Cheat guide to the Irish Bumblebees

I needed to master the bumblebee diversity of Ireland quickly after I arrived so that I could identify species in the field, so I made myself this little (simple) cheat guide. There are some great photographic guides on the All-Ireland Pollinator Plan website, so this is definitely no substitute for those, but instead meant to be a quick supplement for the field. They are somewhat inspired by the (much superior) North American Xerces guides for bumblebees: not perfect but a handy guide.

I designed this guide to resolve two problems with the bumblebee ID guides provided on the Biodiversity Ireland website:
1) They are missing three species: B. cryptarum, B. campestris, and B. barbutellus.
2) There is no hierarchy to the online guides, so you have to flip through them many times to see how many white-tailed, red-tailed, etc. bumblers there are. This makes them not very useful in the field. I want to glance at a bee and say, “Okay it has a white tail, what’s the next character I need to look at?”

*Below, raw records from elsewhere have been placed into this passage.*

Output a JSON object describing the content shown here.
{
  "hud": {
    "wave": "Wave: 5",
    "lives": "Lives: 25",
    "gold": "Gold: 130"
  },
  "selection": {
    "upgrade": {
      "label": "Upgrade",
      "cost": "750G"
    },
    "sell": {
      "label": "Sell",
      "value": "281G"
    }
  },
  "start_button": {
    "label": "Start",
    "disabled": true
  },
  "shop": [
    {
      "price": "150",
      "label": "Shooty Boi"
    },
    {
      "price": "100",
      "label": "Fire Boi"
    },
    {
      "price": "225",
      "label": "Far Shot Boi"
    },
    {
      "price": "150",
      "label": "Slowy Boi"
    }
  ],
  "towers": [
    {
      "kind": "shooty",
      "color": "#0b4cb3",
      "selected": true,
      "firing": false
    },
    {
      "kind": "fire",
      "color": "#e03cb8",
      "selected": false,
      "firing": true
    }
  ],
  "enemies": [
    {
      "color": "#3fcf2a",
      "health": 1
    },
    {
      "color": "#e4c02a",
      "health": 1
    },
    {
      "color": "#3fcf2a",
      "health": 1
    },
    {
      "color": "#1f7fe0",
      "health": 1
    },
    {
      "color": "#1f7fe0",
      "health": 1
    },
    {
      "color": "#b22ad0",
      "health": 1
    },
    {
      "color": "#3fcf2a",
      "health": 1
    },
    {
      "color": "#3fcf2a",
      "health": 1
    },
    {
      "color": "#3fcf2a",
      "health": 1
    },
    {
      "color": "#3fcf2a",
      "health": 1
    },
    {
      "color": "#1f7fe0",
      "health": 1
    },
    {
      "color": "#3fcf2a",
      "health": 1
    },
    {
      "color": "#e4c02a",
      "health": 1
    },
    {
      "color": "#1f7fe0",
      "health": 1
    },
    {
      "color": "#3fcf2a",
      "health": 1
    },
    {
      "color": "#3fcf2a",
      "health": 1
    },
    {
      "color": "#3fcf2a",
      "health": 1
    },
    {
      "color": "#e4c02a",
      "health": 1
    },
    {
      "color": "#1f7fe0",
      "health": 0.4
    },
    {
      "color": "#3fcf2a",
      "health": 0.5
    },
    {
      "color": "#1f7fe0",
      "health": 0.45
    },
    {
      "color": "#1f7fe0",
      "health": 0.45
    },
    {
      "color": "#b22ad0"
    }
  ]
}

I had a local expert check to make sure there are no glaring errors in this, so hopefully it’s pretty trustworthy…although he basically told me that cartoons are worthless and that one should only look at photos*, so take that into account.

Here’s the downloadable pdf**: Irish Bumblebee Cheat Guide

White-tailed bumblebees (11 species)


Red-tailed bumblebees (6 species)


Ginger bees (2 new species, plus 1 white-tailed included above)


Blonde bees and yellow-tailed bees (2 species)


*Harsh, but I still think cartoons have their place in simplifying complex traits into something easy to understand at a glance.
**I reserve the right to update this as I learn more/find mistakes.


18 thoughts on “Cheat guide to the Irish Bumblebees

  1. Bumble bees are very difficult to identify but I think this does help. The Bumblebee Conservation Trust provides cartoons of bumblebee colouring but I cannot understand those at all whereas yours are helpful. Amelia

  2. These are great. Is it okay to share on my blog plus the one I share with a friend? Also are you aware of the National Biodiversity Data Centre bumblebee ID swatches, available online from their website. Ideal for sticking in your pocket when out doing fieldwork. Also have number of other swatches. I always recommend them when I do workshops as I find them really useful.

    • Well, if it’s a female, she will lack the pollen baskets or scopa of lucorum, but lucorum and terrestris workers are indistinguishable even by microscope, unfortunately. The males of cryptarum and lucorum look identical I think

  3. Thank you this is a very clear explanation. I’m trying to identify a tiny bumblebee in my garden, it has a yellow band on it’s thorax and a slight orange/yellow bit on the tail/bum. I see several in the garden on the comfrey flowers everyday. I’d love to know what it is but cannot seem to identify it.